It’s like having Donald Trump govern the Taj Mahal Casino
When Sen. John Arthur Smith, vice-chairman of the Legislative Finance Committee, said that the New Mexico Gaming Control Board has a “mess on its hands,” he said about the kindest thing that could be said about the relationship between tribal gambling and the state agency
On page 50 of the report it says, ” By the express terms of the New Mexico Gaming Control Act and the Compacts, the State of New Mexico is permitted to monitor and inspect the Tribal Gaming Operations but is not permitted to audit the tribal operation.”
The “audit” team can count the machines, see if health regulations are being followed, etc., but they have no access to live data on net profit from the gambling operations, therefore no way to accurately calculate revenue sharing to the state, possibly costing the state millions each year. The LFC calls the risk “underpayment of revenue share.”
Veteran and fraternal gambling venues are subject to surprise inspections of their records at any time they are open. The tribal casino “audits” are scheduled months in advance. The track and nonprofit casinos have their slot machines hard-wired into the central computer at the office of the Gaming Control Board, but they have no access to live tribal gambling data. The tribes give the “audit” team a periodic aggregate report on net profit. This is all pretty much on the honor system, where the state representative is expected to believe the report without being able to verify it.
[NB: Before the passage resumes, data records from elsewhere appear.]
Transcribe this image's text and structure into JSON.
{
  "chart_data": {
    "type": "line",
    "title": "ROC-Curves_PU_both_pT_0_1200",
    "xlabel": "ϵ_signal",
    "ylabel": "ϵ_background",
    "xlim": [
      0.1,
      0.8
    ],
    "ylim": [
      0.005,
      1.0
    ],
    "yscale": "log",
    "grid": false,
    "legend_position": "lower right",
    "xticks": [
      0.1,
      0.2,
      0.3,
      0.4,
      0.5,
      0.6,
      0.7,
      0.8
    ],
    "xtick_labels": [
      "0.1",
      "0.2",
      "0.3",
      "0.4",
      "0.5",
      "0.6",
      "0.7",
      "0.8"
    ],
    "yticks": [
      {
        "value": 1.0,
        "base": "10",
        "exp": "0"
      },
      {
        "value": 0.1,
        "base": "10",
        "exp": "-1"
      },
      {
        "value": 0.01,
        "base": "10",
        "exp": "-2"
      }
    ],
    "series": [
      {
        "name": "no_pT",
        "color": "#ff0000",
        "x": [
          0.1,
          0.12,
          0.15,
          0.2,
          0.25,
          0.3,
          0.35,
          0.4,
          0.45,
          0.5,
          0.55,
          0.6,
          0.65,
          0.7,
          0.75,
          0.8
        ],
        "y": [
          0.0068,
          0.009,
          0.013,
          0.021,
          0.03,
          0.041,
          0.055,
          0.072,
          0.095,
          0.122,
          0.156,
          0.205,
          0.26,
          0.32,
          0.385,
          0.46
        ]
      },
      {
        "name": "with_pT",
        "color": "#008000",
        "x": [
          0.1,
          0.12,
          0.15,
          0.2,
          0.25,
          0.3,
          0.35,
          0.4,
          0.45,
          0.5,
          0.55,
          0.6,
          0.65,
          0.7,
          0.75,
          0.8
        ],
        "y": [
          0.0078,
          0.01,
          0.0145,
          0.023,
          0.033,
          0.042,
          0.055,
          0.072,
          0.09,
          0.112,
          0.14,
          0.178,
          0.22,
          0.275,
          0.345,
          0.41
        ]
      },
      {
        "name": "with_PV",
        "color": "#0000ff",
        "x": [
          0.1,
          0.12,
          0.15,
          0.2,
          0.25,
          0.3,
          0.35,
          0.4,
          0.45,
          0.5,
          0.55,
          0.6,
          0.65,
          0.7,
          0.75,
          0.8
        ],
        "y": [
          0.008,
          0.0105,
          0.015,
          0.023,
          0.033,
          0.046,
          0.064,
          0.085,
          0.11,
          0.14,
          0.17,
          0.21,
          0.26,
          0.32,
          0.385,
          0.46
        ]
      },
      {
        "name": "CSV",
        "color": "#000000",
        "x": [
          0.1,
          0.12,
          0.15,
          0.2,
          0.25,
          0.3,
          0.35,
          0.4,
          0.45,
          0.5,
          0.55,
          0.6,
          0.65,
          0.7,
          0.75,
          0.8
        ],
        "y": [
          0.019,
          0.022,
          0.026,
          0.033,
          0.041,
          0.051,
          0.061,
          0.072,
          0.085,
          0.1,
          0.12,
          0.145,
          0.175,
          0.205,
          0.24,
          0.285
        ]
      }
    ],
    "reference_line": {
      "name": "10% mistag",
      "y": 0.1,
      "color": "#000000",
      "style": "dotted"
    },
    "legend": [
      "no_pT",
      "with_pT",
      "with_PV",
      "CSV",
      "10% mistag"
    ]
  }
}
The tribes complain that they are the most regulated type of gambling, because they have federal, state and tribal regulation, as follows:
Federal Regulation: The National Indian Gaming Commission had definite regulatory powers over tribal gambling. They had over 80 pages of Minimum Internal Control Standards covering nearly every aspect of tribal gambling operations. The commission had dozens of regulators enforcing those standards and had authority to shut down non-compliant operations.
In October, 2006, an appeals court ruled the commission had no authority to regulate Class III (casino style) gambling on the reservation. It ruled that the Indian Gaming Regulatory Act left Class III regulation to the states and the tribes. Combined federal/state standards dropped from over 86 pages to about 9 state Minimum Internal Control Standards. Shortly after the court ruled, Chairman Phil Hogan of the National Indian Gaming Commission warned that, “Without independent oversight, he fears the growing gaming industry could become fraught with corruption.”
State Regulation: The Gaming Control Board has one gaming representative and five auditors for 26 tribal casinos with no regulatory or enforcement power over tribal gambling.
There are states that have much more regulatory power over tribal gambling. The LFC report mentions that, “AZ Enforcement Officers are required to review surveillance systems, security protocols and operations for 21 tribal casinos,… The NM Enforcement Officers have no ability to review these systems or operations in the NM Tribal Gaming facilities.”
According to Arizona tribal compacts, during an active investigation enforcement officers can carry out surprise inspections of casino records and can shut down operations. The New Mexico board has none of that authority.
Tribal Regulation: The tribes insist that despite federal regulation being absent, and state regulation being minimal, they are perfectly well prepared to regulate tribal gambling themselves. The problem with that preposterous proposition is that you have the same people who are profiting from gambling do the regulating.
That is a perfect example of conflict of interest. This is like having Donald Trump regulate the Taj Mahal Casino.
The real cure would be to shut down all the tribal and racetrack casinos, as well as the nonprofit mini-casinos. Short of that, the compacts should be renegotiated to emulate something like the Arizona model with a high degree of accurate reporting and enforcement power.